Esmerlik sefaletin rengidir ve yoksul Seher bitli saçları kestirilip yeni kıyafetler giydirilip yeni bir yaşama adım atacaksa ismi de değişmelidir. Seher’in Şemsa’ya dönüşmesidir. Eski süslü anlatıların çoğu bu dönüşümün hikâyeleri ile doludur belki. Ancak Recaizade Mahmut Ekrem’in hikâyesi başka akar. Seher ya da Şemsa, kısa sürede hastalanarak ölür. Bu andan sonrası anlatıcının el işleri öğrenip piyano çalacak ve entelektüel bir birikim de edinerek kendisine bahşedilen soylulaşmayı yaşayacak Şemsa’nın ümidi ile bu hayalin gerçekleşmemesi sonucu net biçimde karşısında bulunan sefalet içinde doğan ve çocuk yaşta ölen Seher’in realitesi arasında gidip gelmesidir. Burada realitenin hikâyedeki izdüşümü ağır basar. Seher ya da Şemsa’nın mezarın kazılması, tabutun getirilmesi ve cenazenin gömülmesi şiirsel fakat gerçekçi biçimde tasvir edilir. Satır aralarında önemli notlar da bulunur üstelik. Örneğin anlatıcı, ölümüne kadar Şemsa’ya dönüştürdüğü kız çocuğunu ölümünden sonra bazen Seher bazen Şemsa olarak anmaya başlar. Kurgulanan ile yaşamın gerçekliği arasında gerçeklik ağır basmaktadır. Üstelik Seher, kendisini evlat edinen anlatıcının aile mezarlığına değil anlatımdan yola çıkarak kimsesizler mezarlığı olabileceğini düşündüğümüz bir mezarlığa gömülür:

“Şemsa’nın bir yetim, bir kimsesiz, bir garip olduğunu sorup öğrenmiş olmaları doğal görünen mezarcılar, diğer garipler gibi bunun kabrine de mermerden bir alamet koyacak kimse bulunamayacağını besbelli hesap etmişlerdi!” (age, s.29)

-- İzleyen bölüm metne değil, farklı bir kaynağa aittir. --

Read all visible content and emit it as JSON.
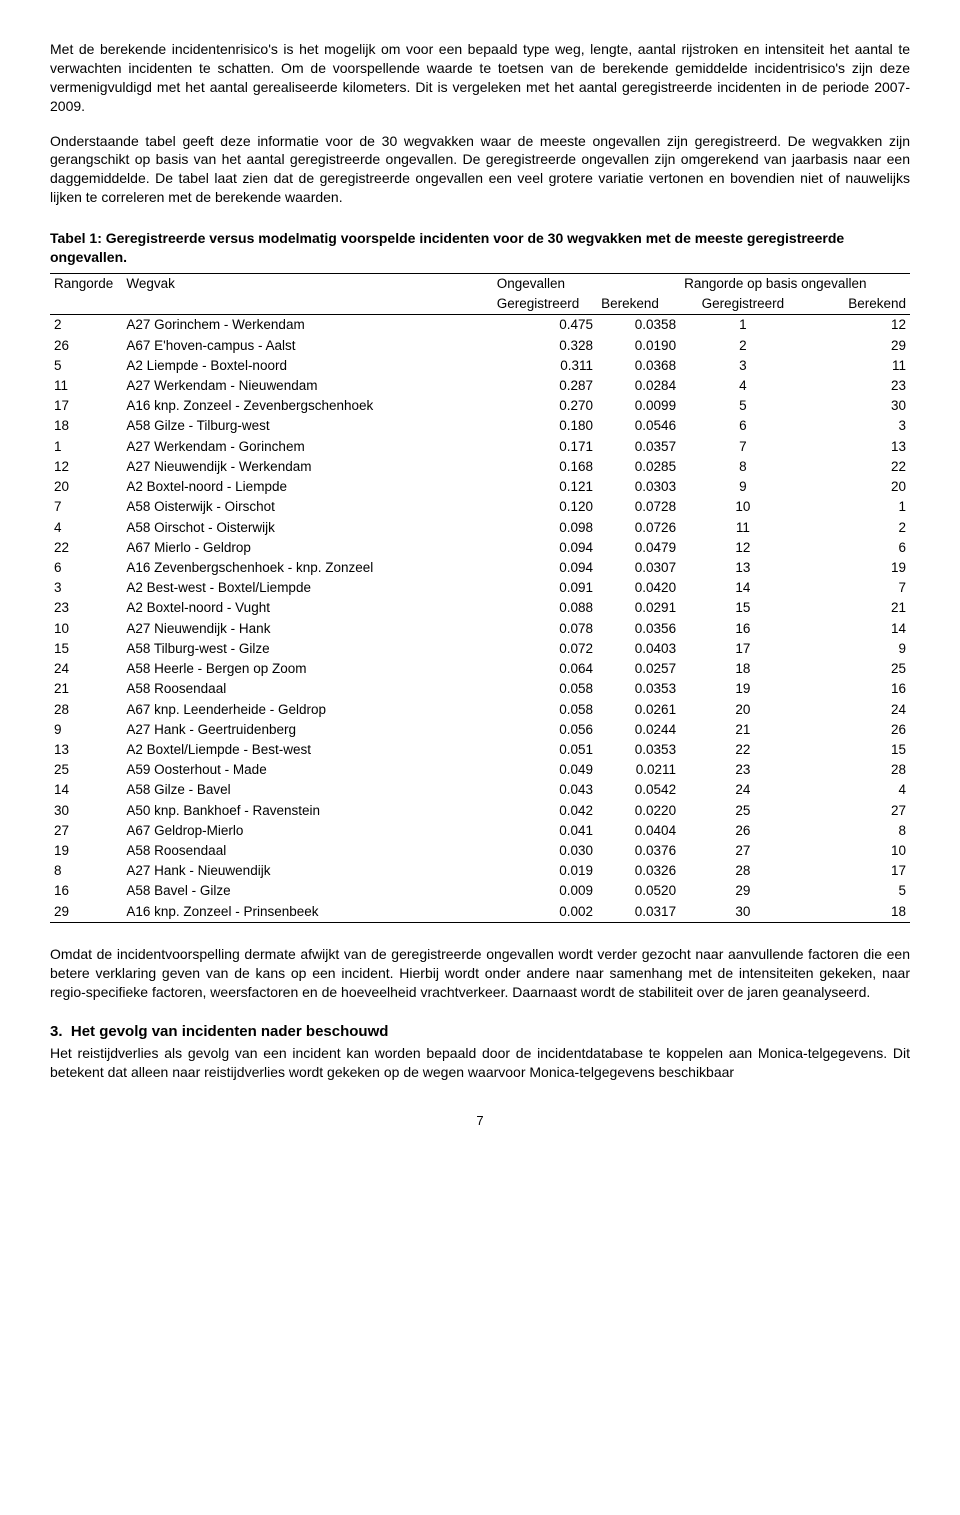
{
  "paragraphs": {
    "p1": "Met de berekende incidentenrisico's is het mogelijk om voor een bepaald type weg, lengte, aantal rijstroken en intensiteit het aantal te verwachten incidenten te schatten. Om de voorspellende waarde te toetsen van de berekende gemiddelde incidentrisico's zijn deze vermenigvuldigd met het aantal gerealiseerde kilometers. Dit is vergeleken met het aantal geregistreerde incidenten in de periode 2007-2009.",
    "p2": "Onderstaande tabel geeft deze informatie voor de 30 wegvakken waar de meeste ongevallen zijn geregistreerd. De wegvakken zijn gerangschikt op basis van het aantal geregistreerde ongevallen. De geregistreerde ongevallen zijn omgerekend van jaarbasis naar een daggemiddelde. De tabel laat zien dat de geregistreerde ongevallen een veel grotere variatie vertonen en bovendien niet of nauwelijks lijken te correleren met de berekende waarden.",
    "p3": "Omdat de incidentvoorspelling dermate afwijkt van de geregistreerde ongevallen wordt verder gezocht naar aanvullende factoren die een betere verklaring geven van de kans op een incident. Hierbij wordt onder andere naar samenhang met de intensiteiten gekeken, naar regio-specifieke factoren, weersfactoren en de hoeveelheid vrachtverkeer. Daarnaast wordt de stabiliteit over de jaren geanalyseerd.",
    "p4": "Het reistijdverlies als gevolg van een incident kan worden bepaald door de incidentdatabase te koppelen aan Monica-telgegevens. Dit betekent dat alleen naar reistijdverlies wordt gekeken op de wegen waarvoor Monica-telgegevens beschikbaar"
  },
  "caption": "Tabel 1: Geregistreerde versus modelmatig voorspelde incidenten voor de 30 wegvakken met de meeste geregistreerde ongevallen.",
  "headers": {
    "rangorde": "Rangorde",
    "wegvak": "Wegvak",
    "ongevallen": "Ongevallen",
    "rang_basis": "Rangorde op basis ongevallen",
    "geregistreerd": "Geregistreerd",
    "berekend": "Berekend",
    "geregistreerd2": "Geregistreerd",
    "berekend2": "Berekend"
  },
  "rows": [
    {
      "r": "2",
      "w": "A27 Gorinchem - Werkendam",
      "g": "0.475",
      "b": "0.0358",
      "rg": "1",
      "rb": "12"
    },
    {
      "r": "26",
      "w": "A67 E'hoven-campus - Aalst",
      "g": "0.328",
      "b": "0.0190",
      "rg": "2",
      "rb": "29"
    },
    {
      "r": "5",
      "w": "A2 Liempde - Boxtel-noord",
      "g": "0.311",
      "b": "0.0368",
      "rg": "3",
      "rb": "11"
    },
    {
      "r": "11",
      "w": "A27 Werkendam - Nieuwendam",
      "g": "0.287",
      "b": "0.0284",
      "rg": "4",
      "rb": "23"
    },
    {
      "r": "17",
      "w": "A16 knp. Zonzeel - Zevenbergschenhoek",
      "g": "0.270",
      "b": "0.0099",
      "rg": "5",
      "rb": "30"
    },
    {
      "r": "18",
      "w": "A58 Gilze - Tilburg-west",
      "g": "0.180",
      "b": "0.0546",
      "rg": "6",
      "rb": "3"
    },
    {
      "r": "1",
      "w": "A27 Werkendam - Gorinchem",
      "g": "0.171",
      "b": "0.0357",
      "rg": "7",
      "rb": "13"
    },
    {
      "r": "12",
      "w": "A27 Nieuwendijk - Werkendam",
      "g": "0.168",
      "b": "0.0285",
      "rg": "8",
      "rb": "22"
    },
    {
      "r": "20",
      "w": "A2 Boxtel-noord - Liempde",
      "g": "0.121",
      "b": "0.0303",
      "rg": "9",
      "rb": "20"
    },
    {
      "r": "7",
      "w": "A58 Oisterwijk - Oirschot",
      "g": "0.120",
      "b": "0.0728",
      "rg": "10",
      "rb": "1"
    },
    {
      "r": "4",
      "w": "A58 Oirschot - Oisterwijk",
      "g": "0.098",
      "b": "0.0726",
      "rg": "11",
      "rb": "2"
    },
    {
      "r": "22",
      "w": "A67 Mierlo - Geldrop",
      "g": "0.094",
      "b": "0.0479",
      "rg": "12",
      "rb": "6"
    },
    {
      "r": "6",
      "w": "A16 Zevenbergschenhoek - knp. Zonzeel",
      "g": "0.094",
      "b": "0.0307",
      "rg": "13",
      "rb": "19"
    },
    {
      "r": "3",
      "w": "A2 Best-west - Boxtel/Liempde",
      "g": "0.091",
      "b": "0.0420",
      "rg": "14",
      "rb": "7"
    },
    {
      "r": "23",
      "w": "A2 Boxtel-noord - Vught",
      "g": "0.088",
      "b": "0.0291",
      "rg": "15",
      "rb": "21"
    },
    {
      "r": "10",
      "w": "A27 Nieuwendijk - Hank",
      "g": "0.078",
      "b": "0.0356",
      "rg": "16",
      "rb": "14"
    },
    {
      "r": "15",
      "w": "A58 Tilburg-west - Gilze",
      "g": "0.072",
      "b": "0.0403",
      "rg": "17",
      "rb": "9"
    },
    {
      "r": "24",
      "w": "A58 Heerle - Bergen op Zoom",
      "g": "0.064",
      "b": "0.0257",
      "rg": "18",
      "rb": "25"
    },
    {
      "r": "21",
      "w": "A58 Roosendaal",
      "g": "0.058",
      "b": "0.0353",
      "rg": "19",
      "rb": "16"
    },
    {
      "r": "28",
      "w": "A67 knp. Leenderheide - Geldrop",
      "g": "0.058",
      "b": "0.0261",
      "rg": "20",
      "rb": "24"
    },
    {
      "r": "9",
      "w": "A27 Hank - Geertruidenberg",
      "g": "0.056",
      "b": "0.0244",
      "rg": "21",
      "rb": "26"
    },
    {
      "r": "13",
      "w": "A2 Boxtel/Liempde - Best-west",
      "g": "0.051",
      "b": "0.0353",
      "rg": "22",
      "rb": "15"
    },
    {
      "r": "25",
      "w": "A59 Oosterhout - Made",
      "g": "0.049",
      "b": "0.0211",
      "rg": "23",
      "rb": "28"
    },
    {
      "r": "14",
      "w": "A58 Gilze - Bavel",
      "g": "0.043",
      "b": "0.0542",
      "rg": "24",
      "rb": "4"
    },
    {
      "r": "30",
      "w": "A50 knp. Bankhoef - Ravenstein",
      "g": "0.042",
      "b": "0.0220",
      "rg": "25",
      "rb": "27"
    },
    {
      "r": "27",
      "w": "A67 Geldrop-Mierlo",
      "g": "0.041",
      "b": "0.0404",
      "rg": "26",
      "rb": "8"
    },
    {
      "r": "19",
      "w": "A58 Roosendaal",
      "g": "0.030",
      "b": "0.0376",
      "rg": "27",
      "rb": "10"
    },
    {
      "r": "8",
      "w": "A27 Hank - Nieuwendijk",
      "g": "0.019",
      "b": "0.0326",
      "rg": "28",
      "rb": "17"
    },
    {
      "r": "16",
      "w": "A58 Bavel - Gilze",
      "g": "0.009",
      "b": "0.0520",
      "rg": "29",
      "rb": "5"
    },
    {
      "r": "29",
      "w": "A16 knp. Zonzeel - Prinsenbeek",
      "g": "0.002",
      "b": "0.0317",
      "rg": "30",
      "rb": "18"
    }
  ],
  "section": {
    "num": "3.",
    "title": "Het gevolg van incidenten nader beschouwd"
  },
  "pagenum": "7"
}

Seher, ne olursa olsun zenginlerin/soyluların hayatının bir parçası değildir. Ne yaşarken ne de öldüğünde. Seher’den Şemsa’ya dönüşüm ancak romantik bir kurgunun sonucudur. Ölüm ölümden başka bir şey değildir, yoksul yoksuldur, mezarcı mezarcıdır, Seher de Şemsa olmayacaktır:

“Yalnız bir ara bunlardan birinin arkadaşına hitaben, “Kazmayı şuraya vur! Toprağı şuradan al!” yollu tavsiyesine arkadaşı, “Ben mezarcılığı yeni mi yapıyorum sanıyorsun? Yirmi senedir mezar kazıyorum!” şeklinde övünerek karşılık verdi. Bu durum bana Shakespeare’in Hamlet’indeki mezarcıyı hatırlattı. Evet! Ölüm her nerede olursa olsun ölümden başka bir şey olmadığı gibi, mezarcı da mezarcıdan başka bir şey olamıyor!” (age, s.27)

Recaizade Mahmut Ekrem, kitaba yazdığı “Özür Manasında Bir Uyarı” başlıklı önsözde “Şemsa, sıradan bir olayı tasvir etmektedir ki, insanlık âlemi her gün yüz binlerce örneğini görüp geçirdiğinden kamuoyu için hiçbir önem taşımamaktadır.” diye yazar. (age, s.13) Eski edebiyat için önemsiz, sıradan, “değersiz” olan, basit birer figür, bir dolgu malzemesi olanlar, yalın gerçeklikleri ile edebiyatın konusu haline gelmektedir.